Popülizm, aşırı sağ ve ırkçılık uzunca bir dönemdir sadece Batı siyasetini değil küresel siyaseti de kasıp kavuruyor.
Hindistan'dan Amerika'ya, Almanya'dan Brezilya'ya popülist partiler ve liderler yükselişte.
Amerika'da Trump, İtalya'da Salvini, Fransa'da Le Pen, Hindistan'da Modi, Brezilya'da Bolsonaro, Almanya'da AfD partisi, başarısını bu popülizm dalgasına borçlu.
Birleşik Krallık halkının aldığı Brexit kararının arkasında bu popülist dalga yatıyor.
Fransa'daki sarı yelekliler eylemlerini ateşleyen bu popülist siyaset.
Popülist siyaset kitleleri ikna etmek için iki ana söylem kullanıyor.
Birinci söylem "elit" karşıtlığı.
Popülist partiler ve liderler Brüksel, Paris, Washington ya da Berlin'deki elitlere karşı olduklarını iddia ediyorlar.
Halbuki bu sadece bir söylemden ibaret, zira Trump gibi milyarder bir iş adamı bile elit karşıtı olarak pazarlanıyor.
İkinci söylem toplumun tüm sorunlarını ve korkularını bir günah keçisine yüklemek.

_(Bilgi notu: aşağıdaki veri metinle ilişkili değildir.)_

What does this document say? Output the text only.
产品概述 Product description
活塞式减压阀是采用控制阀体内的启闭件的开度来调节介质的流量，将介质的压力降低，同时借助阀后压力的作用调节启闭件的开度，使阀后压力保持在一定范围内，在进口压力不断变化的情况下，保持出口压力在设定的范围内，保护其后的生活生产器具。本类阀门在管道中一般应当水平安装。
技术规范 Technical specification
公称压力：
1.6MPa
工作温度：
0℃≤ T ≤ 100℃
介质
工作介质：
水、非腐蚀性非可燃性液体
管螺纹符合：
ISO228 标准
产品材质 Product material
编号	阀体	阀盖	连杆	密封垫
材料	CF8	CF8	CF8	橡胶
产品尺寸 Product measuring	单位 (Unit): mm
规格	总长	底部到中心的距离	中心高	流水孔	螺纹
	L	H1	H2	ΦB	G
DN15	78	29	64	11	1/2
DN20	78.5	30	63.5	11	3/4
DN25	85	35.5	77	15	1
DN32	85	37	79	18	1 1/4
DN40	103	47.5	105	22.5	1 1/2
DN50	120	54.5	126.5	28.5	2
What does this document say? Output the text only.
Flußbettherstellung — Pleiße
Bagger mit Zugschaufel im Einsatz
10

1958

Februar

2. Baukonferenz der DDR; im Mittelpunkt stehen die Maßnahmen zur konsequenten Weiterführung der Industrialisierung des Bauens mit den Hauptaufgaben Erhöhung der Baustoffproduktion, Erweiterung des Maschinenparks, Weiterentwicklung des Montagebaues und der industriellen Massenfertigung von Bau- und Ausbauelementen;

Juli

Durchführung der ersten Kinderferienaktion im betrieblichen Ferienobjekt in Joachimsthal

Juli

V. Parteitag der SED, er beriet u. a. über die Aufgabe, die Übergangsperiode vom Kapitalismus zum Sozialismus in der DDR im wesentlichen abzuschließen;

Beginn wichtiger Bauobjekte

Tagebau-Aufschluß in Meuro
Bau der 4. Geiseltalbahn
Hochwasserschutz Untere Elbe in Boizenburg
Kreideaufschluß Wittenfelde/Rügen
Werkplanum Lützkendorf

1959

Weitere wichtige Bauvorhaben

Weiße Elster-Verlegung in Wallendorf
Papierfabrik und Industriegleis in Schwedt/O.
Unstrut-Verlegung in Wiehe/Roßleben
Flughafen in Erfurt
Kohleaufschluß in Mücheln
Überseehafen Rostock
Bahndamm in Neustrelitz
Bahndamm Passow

Bu sorunlar ve korkular Fransa'da olduğu gibi bazen daha çok ekonomik temelli iken bazen de Almanya'da olduğu gibi daha çok kimlik ile alakalı olabiliyor.
Bu günah keçisi Amerika'da Meksikalı göçmenler iken, Almanya'da Mülteciler, Avusturya'da Müslümanlar ve Birleşik Krallık'ta yabancılar olabiliyor.
Popülist siyaset bu söylemleri iki ana yöntemle kitlelere benimsetiyor.
Birincisi apaçık gerçekleri inkar ederek, açıktan ve ısrarla yalan beyanda bulunmak.
Trump, Salvini ya da Le Pen gibi populist liderlerin temel özelliği açıktan yalan söylemek.
Bu olguya siyasette "post truth" dönemi deniyor.
Popülist siyasetin kitleleri ikna etmek ya da daha doğru bir ibareyle kandırmakta kullandığı ikinci yöntem sosyal medya üzerinden şimşek hızıyla yayılan yalan haberler (Fake news).
Türkiye uzunca bir müddettir küresel siyaseti kasıp kavuran bu popülizm dalgasından etkilenmedi.
Zira Türk milleti içinden geçtiği olağanüstü dönemde beka sorununu ilk sıraya koymuştu.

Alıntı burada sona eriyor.